I watched “The Wrestler” once again last night when it was on cable. I’ve seen it a few times since it came out in 2008 and realized that in all my years of writing about wrestling on the internet I haven’t written a review of it. Keep in mind I don’t write movie reviews and have no plans to make that a regular thing, but I try to see a lot of them every year because I’ve always enjoyed the art of storytelling. Since it’s The Wrestler and this is a wrestling site, I figured I should write a quick review on here.

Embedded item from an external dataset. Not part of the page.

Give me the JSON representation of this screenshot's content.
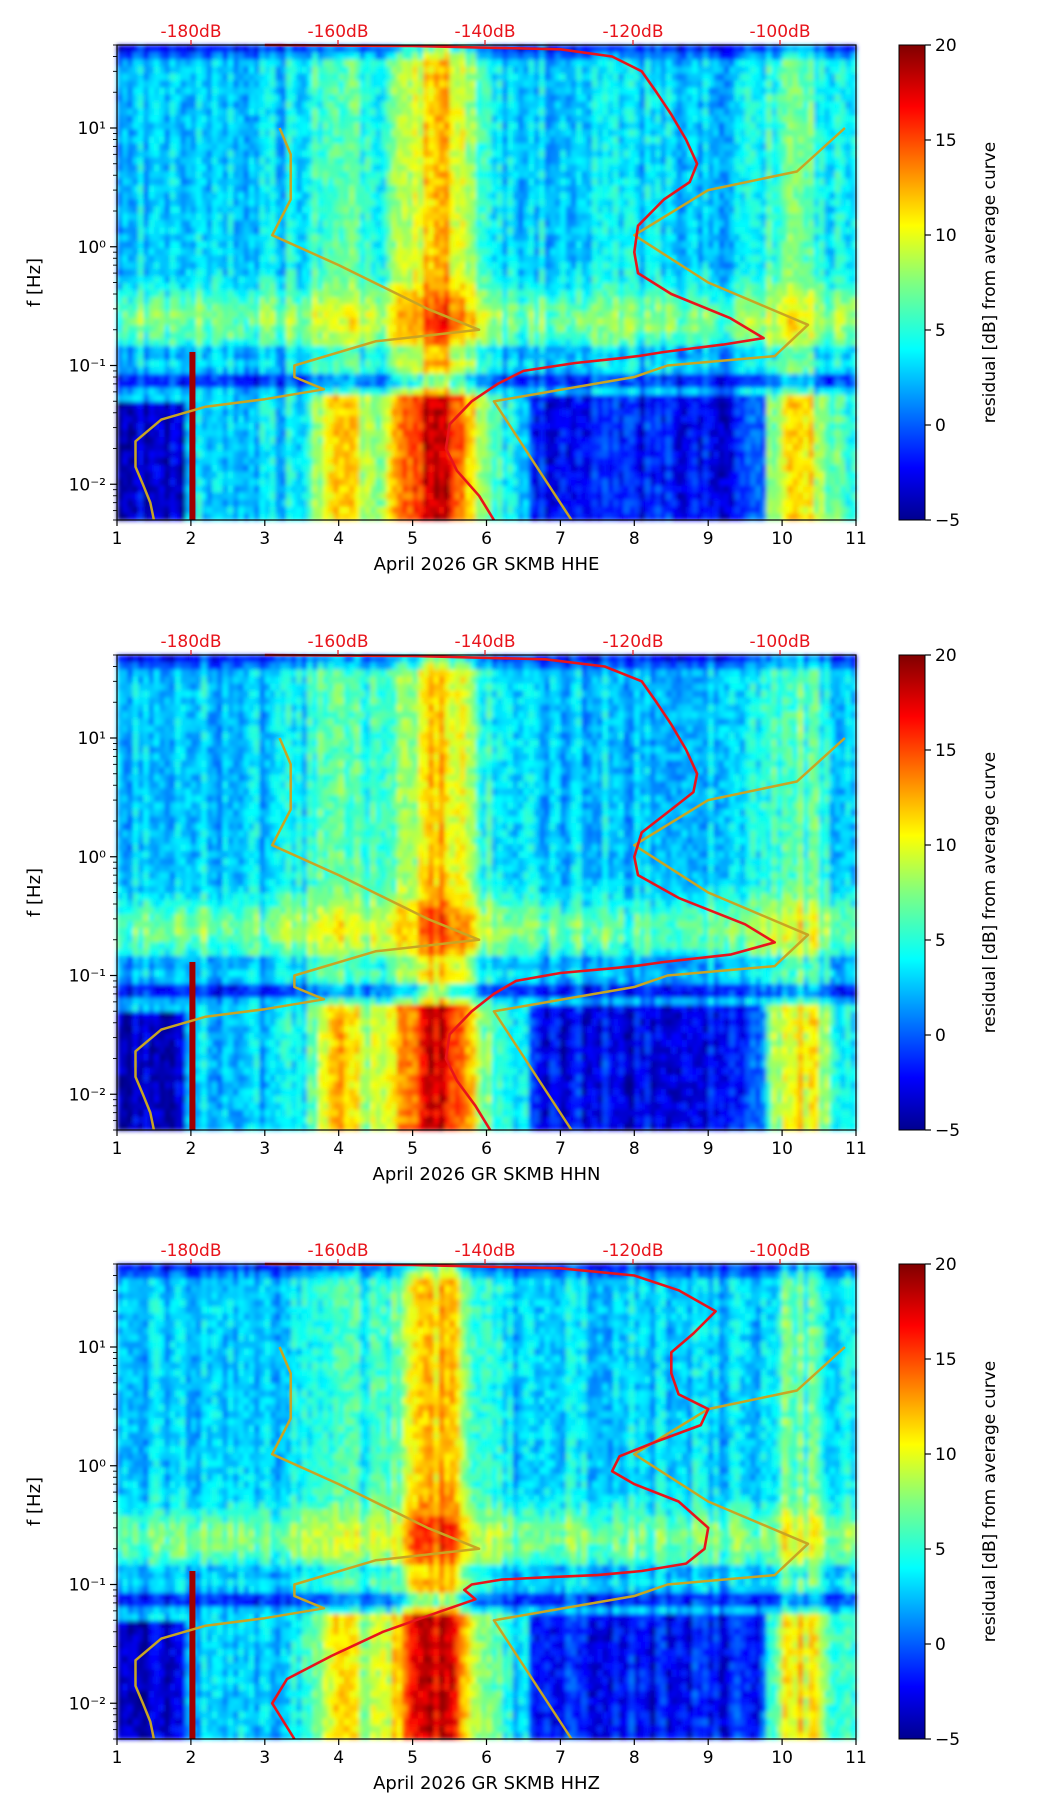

The Wrestler is a great movie. I feel like it gets better every time I watch it because you can appreciate the pacing of the story. They don’t rush anything. Sometimes you watch a movie and think it went too long or too short. This one feels just right. It was one of the best movies of 2008. I can’t remember anything else from that year that topped it for me. (Note: I partied a lot more in 2008, so I may be forgetting things.)

Amazing performance by Mickey Rourke as Randy The Ram. He really worked his ass off and learned how to wrestle or at least he looked like he could. The matches he had in the movie with the likes of Ernest “The Cat” Miller and others were respectful to the business in that they showed viewers how a match takes place.

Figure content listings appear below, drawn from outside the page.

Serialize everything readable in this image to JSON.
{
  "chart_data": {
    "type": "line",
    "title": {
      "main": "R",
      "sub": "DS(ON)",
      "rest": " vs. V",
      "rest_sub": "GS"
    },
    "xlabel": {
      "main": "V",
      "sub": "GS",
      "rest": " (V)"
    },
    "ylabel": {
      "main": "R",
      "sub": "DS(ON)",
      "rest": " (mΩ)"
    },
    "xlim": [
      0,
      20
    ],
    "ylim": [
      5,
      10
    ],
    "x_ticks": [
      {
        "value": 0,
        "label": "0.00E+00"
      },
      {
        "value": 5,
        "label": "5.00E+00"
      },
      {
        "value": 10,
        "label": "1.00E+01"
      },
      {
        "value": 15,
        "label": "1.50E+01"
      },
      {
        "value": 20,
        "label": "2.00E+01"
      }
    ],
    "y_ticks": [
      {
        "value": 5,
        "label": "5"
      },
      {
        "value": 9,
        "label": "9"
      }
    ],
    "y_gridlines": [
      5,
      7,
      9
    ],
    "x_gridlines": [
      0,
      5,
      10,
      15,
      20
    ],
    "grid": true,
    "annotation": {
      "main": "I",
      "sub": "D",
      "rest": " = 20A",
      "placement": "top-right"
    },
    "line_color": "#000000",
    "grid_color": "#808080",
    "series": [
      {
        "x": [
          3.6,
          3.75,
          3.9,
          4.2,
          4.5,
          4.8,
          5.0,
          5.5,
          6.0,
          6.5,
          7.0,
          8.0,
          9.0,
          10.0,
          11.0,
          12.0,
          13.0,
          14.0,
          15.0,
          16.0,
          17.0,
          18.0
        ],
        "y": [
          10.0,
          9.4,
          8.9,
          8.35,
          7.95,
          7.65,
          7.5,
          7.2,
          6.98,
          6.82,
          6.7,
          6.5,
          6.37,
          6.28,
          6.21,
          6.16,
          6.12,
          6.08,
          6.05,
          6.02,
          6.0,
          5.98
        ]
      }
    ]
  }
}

Rourke played a broken down wrestling that had health issues and was even told to stop wrestling, but he had a hard time adjusting to the “real world.” The scene where he works at a deli counter captures that aspect of the story perfectly. That’s a moment where you really want to see this guy turn his life around and find something that he loves, which ended up being more wrestling.

There isn’t that deep of a cast in terms of big names, but Marisa Tomei (hey George Costanza) does well as Randy’s stripper friend and the relationship with Randy’s daughter played by Evan Rachel Wood also paints Randy in another light. It would have been easy for Randy’s relationship with his daughter to have a feel good story because we want to see him happy, but not every movie has to have that feel good ending.

Randy’s a flawed character that has a tough time moving on from his fame as a wrestler. It’s a tale we know all too well from being wrestling fans and seeing some wrestlers struggle once they are no longer a major star, but it’s certainly not everybody in the wrestling business. It’s more of a darker story, yet it’s also easy to root for Randy to succeed as well.

Also, I respect the fact that they had a small budget around $6 million and produced such an entertaining film. Proof that story matters. No explosions and CGI green screen needed. The movie made about $45 million at the box office, so it was clearly a success.

I give this movie a coveted rating of 9 suplexes out of 10 (my joke movie rating system) or ****1/2 out of five.